If you’re a software engineer or an ambitious professional, you’ve probably felt it: the job market is tougher, roles are shifting, and everywhere you look people are asking: “Will AI replace us?”

On top of that, we’re being constantly bombarded with new complex frameworks to learn, endless tools, new models each week, and tons of hype.

I get it. It’s stressful.

So you do what anyone would do. You open Google or YouTube and start searching for how to “build AI systems.”

Ten minutes later, you’re drowning in PhD papers, a dozen AI agent frameworks that all sound identical, obscure RAG architectures, and model fine-tuning tutorials. You start to think you’ve missed something. But you probably haven’t. You’ve just entered the noise.

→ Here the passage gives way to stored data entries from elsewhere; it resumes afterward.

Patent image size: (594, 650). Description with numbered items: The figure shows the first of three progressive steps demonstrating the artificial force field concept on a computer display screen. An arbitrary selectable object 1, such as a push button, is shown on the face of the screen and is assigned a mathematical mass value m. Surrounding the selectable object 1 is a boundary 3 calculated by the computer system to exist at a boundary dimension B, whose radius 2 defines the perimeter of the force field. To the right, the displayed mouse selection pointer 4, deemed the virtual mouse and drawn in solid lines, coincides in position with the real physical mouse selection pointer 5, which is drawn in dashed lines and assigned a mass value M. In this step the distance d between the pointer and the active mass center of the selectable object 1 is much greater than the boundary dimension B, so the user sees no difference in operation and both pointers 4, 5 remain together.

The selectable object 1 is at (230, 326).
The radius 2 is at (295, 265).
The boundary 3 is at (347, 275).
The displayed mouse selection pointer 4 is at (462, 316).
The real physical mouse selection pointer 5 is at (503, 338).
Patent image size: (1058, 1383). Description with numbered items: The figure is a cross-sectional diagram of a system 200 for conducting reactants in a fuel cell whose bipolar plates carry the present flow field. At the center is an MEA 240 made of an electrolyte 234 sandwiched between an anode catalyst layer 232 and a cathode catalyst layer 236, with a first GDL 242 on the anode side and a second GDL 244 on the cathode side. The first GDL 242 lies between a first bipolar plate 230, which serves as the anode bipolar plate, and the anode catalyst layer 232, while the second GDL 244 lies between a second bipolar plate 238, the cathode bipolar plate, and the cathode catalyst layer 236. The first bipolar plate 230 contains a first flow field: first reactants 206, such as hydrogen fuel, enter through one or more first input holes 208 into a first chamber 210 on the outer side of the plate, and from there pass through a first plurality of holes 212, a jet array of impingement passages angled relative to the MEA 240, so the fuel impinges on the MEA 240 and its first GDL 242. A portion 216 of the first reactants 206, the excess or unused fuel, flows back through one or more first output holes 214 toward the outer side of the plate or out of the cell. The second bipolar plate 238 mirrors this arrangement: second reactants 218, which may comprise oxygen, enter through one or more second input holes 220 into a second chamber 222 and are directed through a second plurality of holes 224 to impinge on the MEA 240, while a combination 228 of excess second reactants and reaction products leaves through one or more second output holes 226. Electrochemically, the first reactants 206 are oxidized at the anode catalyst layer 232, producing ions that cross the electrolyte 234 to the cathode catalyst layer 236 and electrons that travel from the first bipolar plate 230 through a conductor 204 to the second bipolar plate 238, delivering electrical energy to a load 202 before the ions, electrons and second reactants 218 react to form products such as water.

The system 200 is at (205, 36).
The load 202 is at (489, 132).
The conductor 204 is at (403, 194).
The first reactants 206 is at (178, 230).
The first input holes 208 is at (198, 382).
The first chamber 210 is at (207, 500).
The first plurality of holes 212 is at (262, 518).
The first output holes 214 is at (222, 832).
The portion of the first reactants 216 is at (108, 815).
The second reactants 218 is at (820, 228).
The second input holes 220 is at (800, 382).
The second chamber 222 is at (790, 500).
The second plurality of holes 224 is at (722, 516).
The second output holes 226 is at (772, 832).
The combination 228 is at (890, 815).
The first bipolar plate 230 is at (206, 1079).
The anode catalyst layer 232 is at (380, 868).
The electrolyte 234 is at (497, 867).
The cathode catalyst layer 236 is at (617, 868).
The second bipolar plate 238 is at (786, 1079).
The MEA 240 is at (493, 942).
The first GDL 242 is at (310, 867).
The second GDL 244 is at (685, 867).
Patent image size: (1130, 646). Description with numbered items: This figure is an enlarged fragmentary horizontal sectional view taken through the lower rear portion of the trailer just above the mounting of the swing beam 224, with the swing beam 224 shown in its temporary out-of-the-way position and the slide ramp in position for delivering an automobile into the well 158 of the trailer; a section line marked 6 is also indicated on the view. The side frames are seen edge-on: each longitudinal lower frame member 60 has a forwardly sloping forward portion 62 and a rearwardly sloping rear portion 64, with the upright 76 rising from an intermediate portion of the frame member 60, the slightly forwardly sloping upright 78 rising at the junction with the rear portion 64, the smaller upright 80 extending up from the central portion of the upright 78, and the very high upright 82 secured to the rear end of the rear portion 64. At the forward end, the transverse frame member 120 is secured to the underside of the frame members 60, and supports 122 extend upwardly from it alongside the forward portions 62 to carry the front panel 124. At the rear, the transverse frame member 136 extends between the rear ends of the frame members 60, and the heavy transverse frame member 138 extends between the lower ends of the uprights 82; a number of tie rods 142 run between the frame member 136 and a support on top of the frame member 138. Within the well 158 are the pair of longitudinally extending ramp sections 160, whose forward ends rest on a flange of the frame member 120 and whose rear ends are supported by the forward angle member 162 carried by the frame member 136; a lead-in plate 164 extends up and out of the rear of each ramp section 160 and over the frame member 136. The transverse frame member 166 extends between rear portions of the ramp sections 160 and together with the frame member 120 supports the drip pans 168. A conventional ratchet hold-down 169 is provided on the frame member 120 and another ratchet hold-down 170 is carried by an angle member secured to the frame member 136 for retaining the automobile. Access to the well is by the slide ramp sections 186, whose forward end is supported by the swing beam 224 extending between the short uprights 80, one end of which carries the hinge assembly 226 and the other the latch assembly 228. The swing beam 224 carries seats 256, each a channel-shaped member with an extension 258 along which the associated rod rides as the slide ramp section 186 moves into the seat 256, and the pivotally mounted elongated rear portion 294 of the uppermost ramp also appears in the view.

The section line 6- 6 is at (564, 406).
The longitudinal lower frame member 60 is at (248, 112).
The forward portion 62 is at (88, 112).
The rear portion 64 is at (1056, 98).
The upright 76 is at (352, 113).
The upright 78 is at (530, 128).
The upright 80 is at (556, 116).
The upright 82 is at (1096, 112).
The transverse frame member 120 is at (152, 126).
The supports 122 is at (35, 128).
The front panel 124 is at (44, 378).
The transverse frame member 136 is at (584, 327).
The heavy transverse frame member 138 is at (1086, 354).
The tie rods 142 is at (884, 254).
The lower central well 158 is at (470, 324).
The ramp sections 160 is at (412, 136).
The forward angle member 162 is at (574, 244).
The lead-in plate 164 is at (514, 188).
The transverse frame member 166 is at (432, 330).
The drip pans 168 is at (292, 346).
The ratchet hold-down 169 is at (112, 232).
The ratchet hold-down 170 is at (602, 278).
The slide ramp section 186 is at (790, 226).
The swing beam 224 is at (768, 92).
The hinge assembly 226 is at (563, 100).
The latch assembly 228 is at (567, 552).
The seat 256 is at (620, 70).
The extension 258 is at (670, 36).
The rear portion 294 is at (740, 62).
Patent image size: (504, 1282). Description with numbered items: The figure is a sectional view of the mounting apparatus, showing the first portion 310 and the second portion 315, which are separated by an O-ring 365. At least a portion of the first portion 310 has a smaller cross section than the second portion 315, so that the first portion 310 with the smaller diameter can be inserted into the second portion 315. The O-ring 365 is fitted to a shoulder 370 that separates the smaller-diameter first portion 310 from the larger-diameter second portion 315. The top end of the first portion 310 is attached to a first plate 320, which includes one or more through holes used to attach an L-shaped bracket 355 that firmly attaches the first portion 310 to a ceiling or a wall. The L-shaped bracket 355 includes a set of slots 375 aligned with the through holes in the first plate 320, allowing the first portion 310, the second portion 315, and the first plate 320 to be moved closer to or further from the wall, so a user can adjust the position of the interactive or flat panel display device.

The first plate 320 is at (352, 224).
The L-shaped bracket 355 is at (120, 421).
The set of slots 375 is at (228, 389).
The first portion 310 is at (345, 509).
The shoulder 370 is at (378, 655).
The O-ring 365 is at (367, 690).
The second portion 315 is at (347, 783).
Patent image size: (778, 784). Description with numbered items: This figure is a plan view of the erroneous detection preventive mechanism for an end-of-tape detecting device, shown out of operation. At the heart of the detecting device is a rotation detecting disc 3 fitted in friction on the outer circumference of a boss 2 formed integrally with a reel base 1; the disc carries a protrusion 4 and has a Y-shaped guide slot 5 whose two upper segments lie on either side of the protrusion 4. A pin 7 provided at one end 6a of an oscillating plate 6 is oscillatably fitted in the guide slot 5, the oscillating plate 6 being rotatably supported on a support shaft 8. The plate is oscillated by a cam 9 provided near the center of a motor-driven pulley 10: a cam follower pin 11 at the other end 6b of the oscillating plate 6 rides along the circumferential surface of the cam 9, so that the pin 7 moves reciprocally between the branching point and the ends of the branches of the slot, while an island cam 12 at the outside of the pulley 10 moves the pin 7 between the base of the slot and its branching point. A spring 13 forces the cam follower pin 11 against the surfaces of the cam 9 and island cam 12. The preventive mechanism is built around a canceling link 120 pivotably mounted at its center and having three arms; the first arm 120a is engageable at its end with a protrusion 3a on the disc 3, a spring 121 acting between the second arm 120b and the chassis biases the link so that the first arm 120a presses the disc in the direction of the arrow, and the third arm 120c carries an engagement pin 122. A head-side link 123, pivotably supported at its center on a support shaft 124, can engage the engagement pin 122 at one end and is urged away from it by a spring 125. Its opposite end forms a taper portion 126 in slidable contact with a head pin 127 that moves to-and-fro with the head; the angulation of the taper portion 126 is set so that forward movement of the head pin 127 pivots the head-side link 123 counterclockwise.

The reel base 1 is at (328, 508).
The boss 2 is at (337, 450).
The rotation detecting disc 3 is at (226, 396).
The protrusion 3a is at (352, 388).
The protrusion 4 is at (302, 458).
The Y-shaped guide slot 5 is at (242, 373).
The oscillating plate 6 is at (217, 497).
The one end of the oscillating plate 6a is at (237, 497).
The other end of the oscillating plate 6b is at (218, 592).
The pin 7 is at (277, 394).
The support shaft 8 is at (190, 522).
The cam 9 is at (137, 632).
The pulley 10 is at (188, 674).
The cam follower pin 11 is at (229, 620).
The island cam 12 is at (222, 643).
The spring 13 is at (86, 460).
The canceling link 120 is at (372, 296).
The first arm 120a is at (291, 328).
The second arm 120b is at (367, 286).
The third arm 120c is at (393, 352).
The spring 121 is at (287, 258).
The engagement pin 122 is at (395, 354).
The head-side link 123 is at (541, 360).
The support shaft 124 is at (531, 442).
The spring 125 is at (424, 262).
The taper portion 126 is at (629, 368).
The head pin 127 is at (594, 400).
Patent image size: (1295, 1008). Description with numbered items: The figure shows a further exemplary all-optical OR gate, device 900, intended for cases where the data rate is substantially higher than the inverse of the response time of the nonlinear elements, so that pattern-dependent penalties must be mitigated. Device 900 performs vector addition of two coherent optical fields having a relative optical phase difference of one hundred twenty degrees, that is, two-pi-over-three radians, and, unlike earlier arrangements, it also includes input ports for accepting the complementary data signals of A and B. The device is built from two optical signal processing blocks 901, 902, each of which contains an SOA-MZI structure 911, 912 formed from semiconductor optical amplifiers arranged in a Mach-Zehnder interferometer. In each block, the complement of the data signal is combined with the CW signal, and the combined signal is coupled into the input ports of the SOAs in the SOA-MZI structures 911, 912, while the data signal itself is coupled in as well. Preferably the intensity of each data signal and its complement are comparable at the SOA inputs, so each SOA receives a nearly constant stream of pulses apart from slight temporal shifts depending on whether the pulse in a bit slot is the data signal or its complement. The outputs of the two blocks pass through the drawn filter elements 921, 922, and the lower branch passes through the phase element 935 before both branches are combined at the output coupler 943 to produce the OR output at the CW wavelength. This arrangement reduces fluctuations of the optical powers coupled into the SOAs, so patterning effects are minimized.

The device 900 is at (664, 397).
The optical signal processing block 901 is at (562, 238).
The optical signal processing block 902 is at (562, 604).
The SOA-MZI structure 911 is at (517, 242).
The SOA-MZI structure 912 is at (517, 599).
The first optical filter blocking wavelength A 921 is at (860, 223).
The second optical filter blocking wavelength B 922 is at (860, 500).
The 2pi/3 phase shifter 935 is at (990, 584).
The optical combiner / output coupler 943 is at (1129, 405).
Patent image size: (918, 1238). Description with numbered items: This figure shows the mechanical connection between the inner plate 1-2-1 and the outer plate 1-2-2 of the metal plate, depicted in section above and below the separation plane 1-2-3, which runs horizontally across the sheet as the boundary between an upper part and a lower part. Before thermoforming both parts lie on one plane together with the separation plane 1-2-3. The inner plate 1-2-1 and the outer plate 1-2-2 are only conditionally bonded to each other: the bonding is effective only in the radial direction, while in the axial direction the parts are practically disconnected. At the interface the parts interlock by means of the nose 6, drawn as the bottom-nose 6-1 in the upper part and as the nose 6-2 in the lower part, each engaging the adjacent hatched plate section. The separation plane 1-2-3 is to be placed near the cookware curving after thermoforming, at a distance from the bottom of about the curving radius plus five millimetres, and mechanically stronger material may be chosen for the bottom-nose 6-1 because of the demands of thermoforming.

I’ve been building large-scale software systems for 15+ years. If there’s one thing that experience teaches you, it’s that we (engineers) love complexity. We learn the hardest thing first and never get around to building something simple that works. We study multi-agent orchestration before we’ve written one reliable function call. We spend weeks on advanced retrieval strategies before we can build a simple agent.

If I started learning AI today, I’d ignore almost all of that and start with what actually leads to working systems. Not the most impressive path - the most effective one.

Flip the Ratio

Most people spend 80% of their time learning advanced techniques and 20% learning the fundamentals. That’s exactly backwards.

You can build most useful AI systems with basic skills. Businesses don’t need exotic architectures. They need software that solves real problems reliably. Most AI systems are just regular software systems that happen to call LLMs.

Good engineering still matters more than anything else. Secure APIs, solid error handling, logging, testing, observability. The AI part is often a few API calls wrapped in the same principles that have worked for decades. Engineers who understand this build faster and ship more.

1. Software Engineering Basics

If you can’t program confidently, start there. Python is common, but the language matters less than fluency. I work with teams building AI systems in Java. Most providers have a TypeScript SDK. Pick what fits your stack and master it.

Learn Git basics. Clone, commit, push, pull. That’s 90% of daily usage.

Understand REST APIs and network protocols (HTTP, DNS, WebSockets). Most AI systems are just APIs talking to APIs. Get comfortable making requests, handling responses, and dealing with failures.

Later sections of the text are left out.